Un groupe de soutien par les pairs est un rassemblement régulier d’hommes et/ou de femmes ayant une expérience vécue avec la maladie mentale. En général, une fois par mois, ces personnes se réunissent, sous la supervision d’un spécialiste ou d’un animateur formé au soutien par les pairs, pour parler entre elles de leurs expériences, de leurs luttes et de leurs défis. Le groupe de soutien devient un point d’ancrage pour elles alors qu’elles se remettent de leur maladie et développent des compétences pour vivre plus efficacement dans leur communauté. Un groupe de soutien par les pairs est une expérience libératrice, car ces personnes réalisent qu’elles ne sont pas seules. Donc, l’espoir et la confiance grandissent entre elles.

La plupart des adultes atteints de maladie mentale n’ont pas l’habitude de parler de leur état dans des situations sociales. Mais un groupe de soutien par les pairs, peut-être différent de tout autre endroit pour les participants. Il s’agit d’une zone sans jugement ni stigmatisation, de sorte qu’ils sont plus ouverts au partage. Les participants savent également qu’ils sont en mesure de se conseiller mutuellement et d’aider à résoudre les problèmes en raison de leur expérience commune.
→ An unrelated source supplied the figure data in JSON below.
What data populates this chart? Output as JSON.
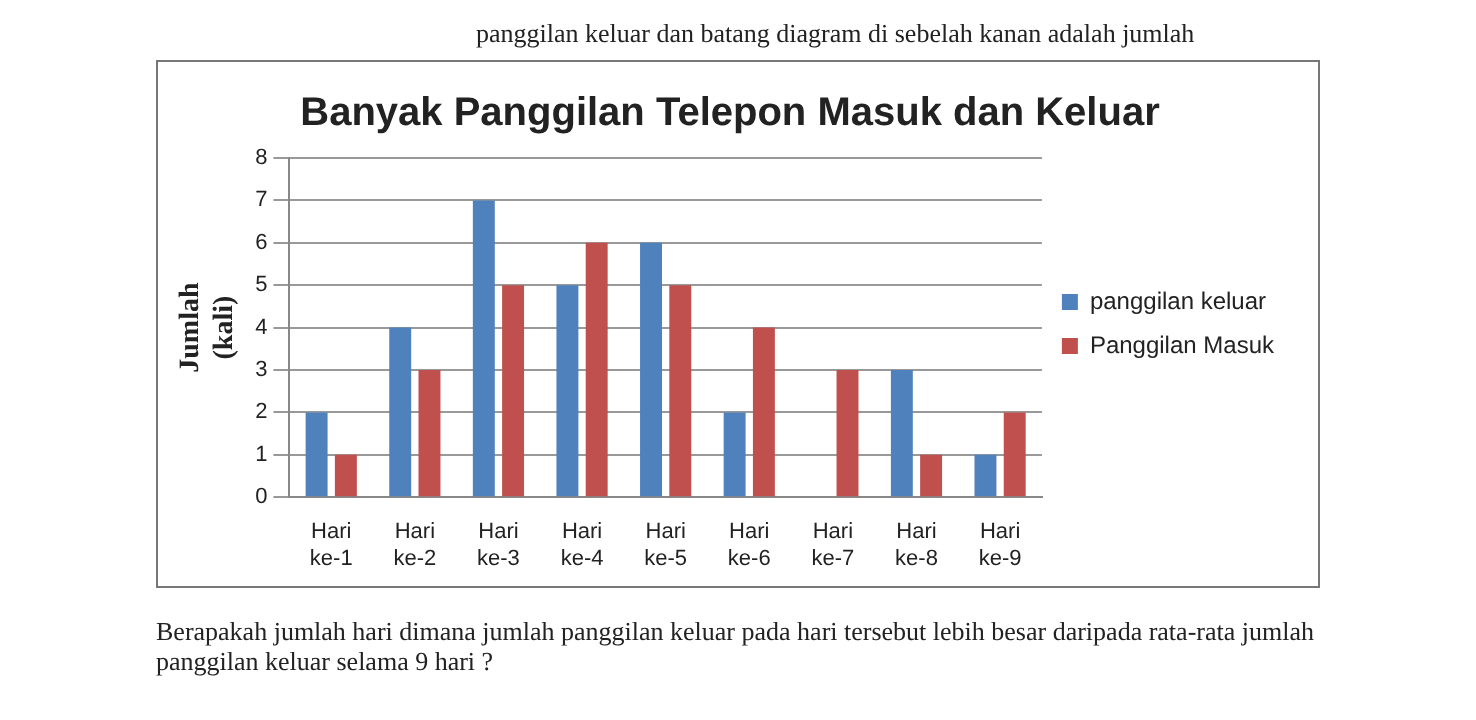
{
  "chart_data": {
    "type": "bar",
    "title": "Banyak Panggilan Telepon Masuk dan Keluar",
    "ylabel": "Jumlah (kali)",
    "categories": [
      "Hari ke-1",
      "Hari ke-2",
      "Hari ke-3",
      "Hari ke-4",
      "Hari ke-5",
      "Hari ke-6",
      "Hari ke-7",
      "Hari ke-8",
      "Hari ke-9"
    ],
    "series": [
      {
        "name": "panggilan keluar",
        "color": "#4f81bd",
        "values": [
          2,
          4,
          7,
          5,
          6,
          2,
          0,
          3,
          1
        ]
      },
      {
        "name": "Panggilan Masuk",
        "color": "#c0504d",
        "values": [
          1,
          3,
          5,
          6,
          5,
          4,
          3,
          1,
          2
        ]
      }
    ],
    "ylim": [
      0,
      8
    ],
    "yticks": [
      0,
      1,
      2,
      3,
      4,
      5,
      6,
      7,
      8
    ],
    "grid": "y",
    "legend": "right",
    "annotations": [
      "panggilan keluar dan batang diagram di sebelah kanan adalah jumlah",
      "Berapakah jumlah hari dimana jumlah panggilan keluar  pada hari tersebut  lebih besar daripada rata-rata jumlah panggilan keluar selama 9 hari ?"
    ]
  }
}
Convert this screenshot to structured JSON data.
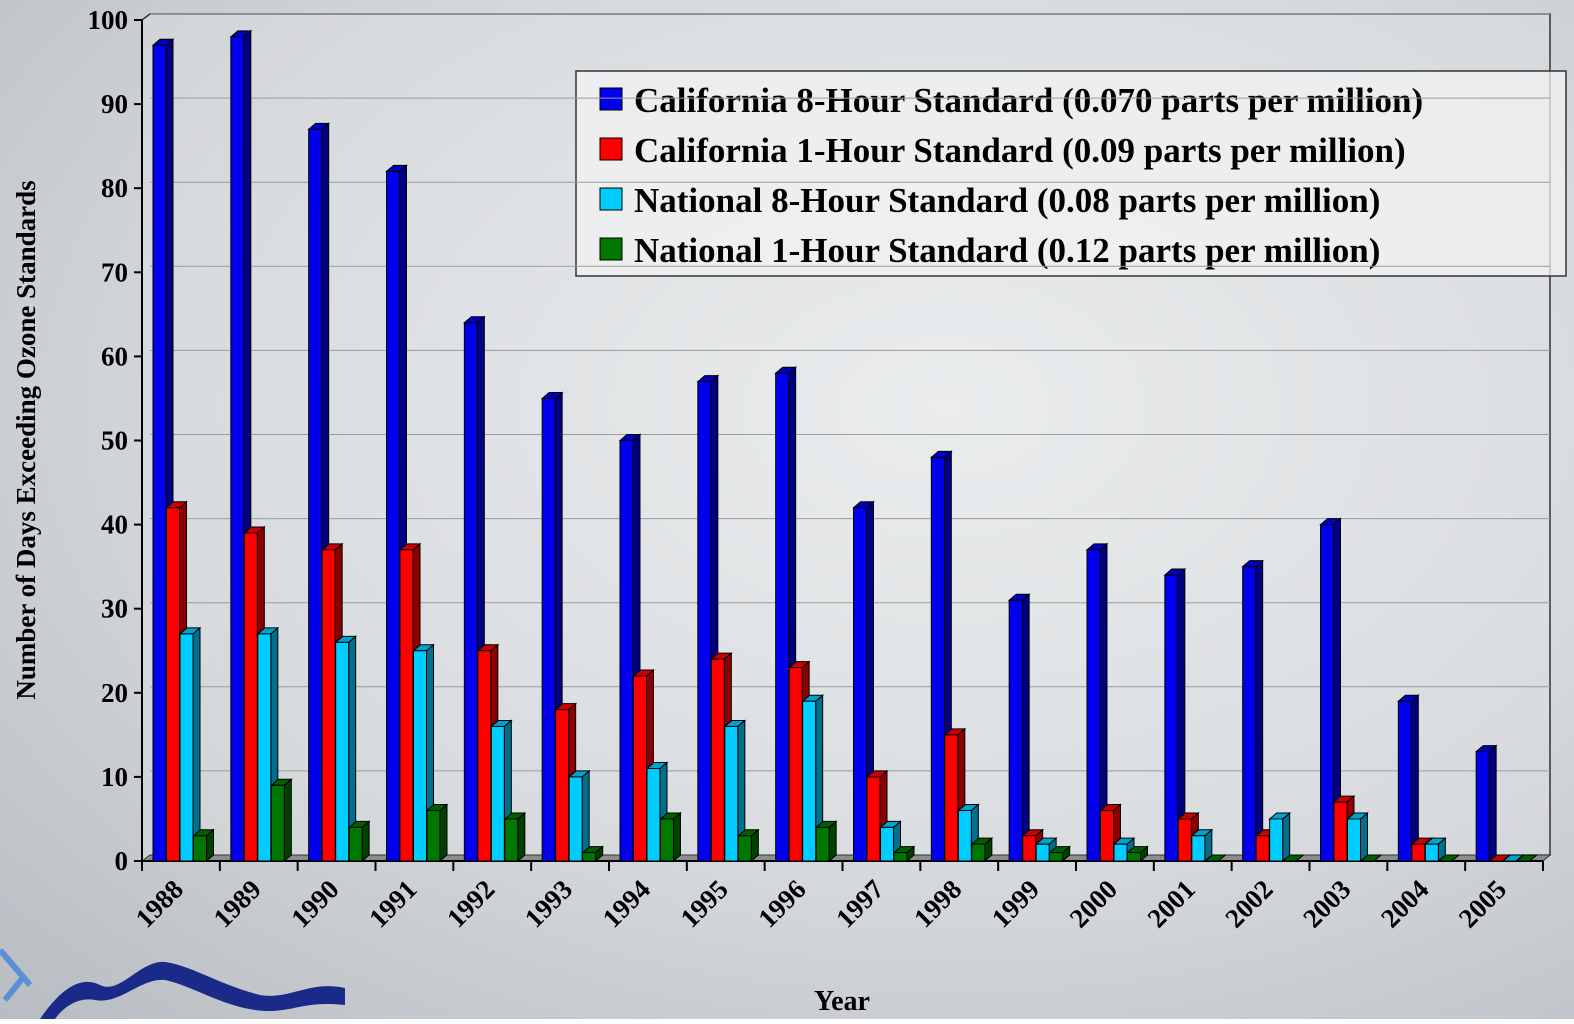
{
  "chart_data": {
    "type": "bar",
    "y_label": "Number of Days Exceeding Ozone Standards",
    "x_label": "Year",
    "categories": [
      "1988",
      "1989",
      "1990",
      "1991",
      "1992",
      "1993",
      "1994",
      "1995",
      "1996",
      "1997",
      "1998",
      "1999",
      "2000",
      "2001",
      "2002",
      "2003",
      "2004",
      "2005"
    ],
    "series": [
      {
        "name": "California 8-Hour Standard (0.070 parts per million)",
        "color": "#0000ee",
        "values": [
          97,
          98,
          87,
          82,
          64,
          55,
          50,
          57,
          58,
          42,
          48,
          31,
          37,
          34,
          35,
          40,
          19,
          13
        ]
      },
      {
        "name": "California 1-Hour Standard (0.09 parts per million)",
        "color": "#ff0000",
        "values": [
          42,
          39,
          37,
          37,
          25,
          18,
          22,
          24,
          23,
          10,
          15,
          3,
          6,
          5,
          3,
          7,
          2,
          0
        ]
      },
      {
        "name": "National 8-Hour Standard (0.08 parts per million)",
        "color": "#00ccff",
        "values": [
          27,
          27,
          26,
          25,
          16,
          10,
          11,
          16,
          19,
          4,
          6,
          2,
          2,
          3,
          5,
          5,
          2,
          0
        ]
      },
      {
        "name": "National 1-Hour Standard (0.12 parts per million)",
        "color": "#007700",
        "values": [
          3,
          9,
          4,
          6,
          5,
          1,
          5,
          3,
          4,
          1,
          2,
          1,
          1,
          0,
          0,
          0,
          0,
          0
        ]
      }
    ],
    "ylim": [
      0,
      100
    ],
    "yticks": [
      0,
      10,
      20,
      30,
      40,
      50,
      60,
      70,
      80,
      90,
      100
    ],
    "grid": true
  }
}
Qui de mieux pour offrir des messages francs et inspirants que quelqu’un qui est passé par là ?

« Vous n’êtes pas votre trouble ».
« Vous êtes une personne, pas un problème. »
« Votre trouble ne vous définit pas. »
Ces opinions sont mieux reçues lorsqu’elles proviennent de personnes qui ont marché dans les mêmes chaussures que vous et qui ont vu le monde à travers les mêmes yeux, mais avec une perception qui peut être parfois différente.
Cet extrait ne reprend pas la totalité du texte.